В книге рассказывается история главного героя, который сталкивается с различными проблемами и препятствиями на протяжении всего своего путешествия. По пути он встречает множество второстепенных персонажей, которые играют важные роли в истории. Благодаря опыту главного героя книга исследует такие темы, как любовь, потеря, надежда и стойкость. По мере того, как главный герой преодолевает свои трудности, он усваивает ценные уроки жизни и растет как личность.
В первый том трехтомного издания прозы и эссеистики М.А. Кузмина вошли повести и рассказы 1906–1912 гг.: «Крылья», «Приключения Эме Лебефа», «Картонный домик», «Путешествие сера Джона Фирфакса…», «Высокое искусство», «Нечаянный провиант», «Опасный страж», «Мечтатели».Издание предназначается для самого широкого круга читателей, интересующихся русской литературой Серебряного века.К сожалению, часть произведений в файле отсутствует.http://ruslit.traumlibrary.net.

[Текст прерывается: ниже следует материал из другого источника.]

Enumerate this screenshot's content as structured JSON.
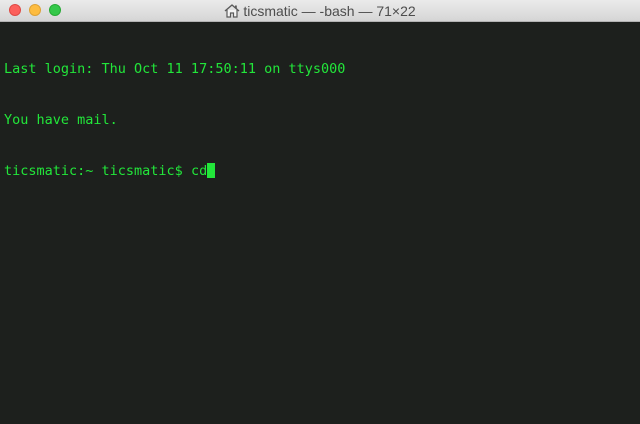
{
  "window": {
    "title": "ticsmatic — -bash — 71×22",
    "title_icon": "home-icon"
  },
  "terminal": {
    "lines": [
      "Last login: Thu Oct 11 17:50:11 on ttys000",
      "You have mail."
    ],
    "prompt": "ticsmatic:~ ticsmatic$ ",
    "input": "cd"
  },
  "colors": {
    "text": "#22e63a",
    "background": "#1d201d",
    "close": "#fc605c",
    "minimize": "#fdbc40",
    "maximize": "#34c84a"
  }
}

Настоящее Собрание сочинений и писем Салтыкова-Щедрина, в котором критически использованы опыт и материалы предыдущего издания, осуществляется с учетом новейших достижений советского щедриноведения. Собрание является наиболее полным из всех существующих и включает в себя все известные в настоящее время произведения писателя, как законченные, так и незавершенные.В двенадцатый том настоящего издания входят художественные произведения 1874–1880 гг., публиковавшиеся в «Отечественных записках»: «В среде умеренности и аккуратности», «Культурные люди», рассказы а очерки из «Сборника».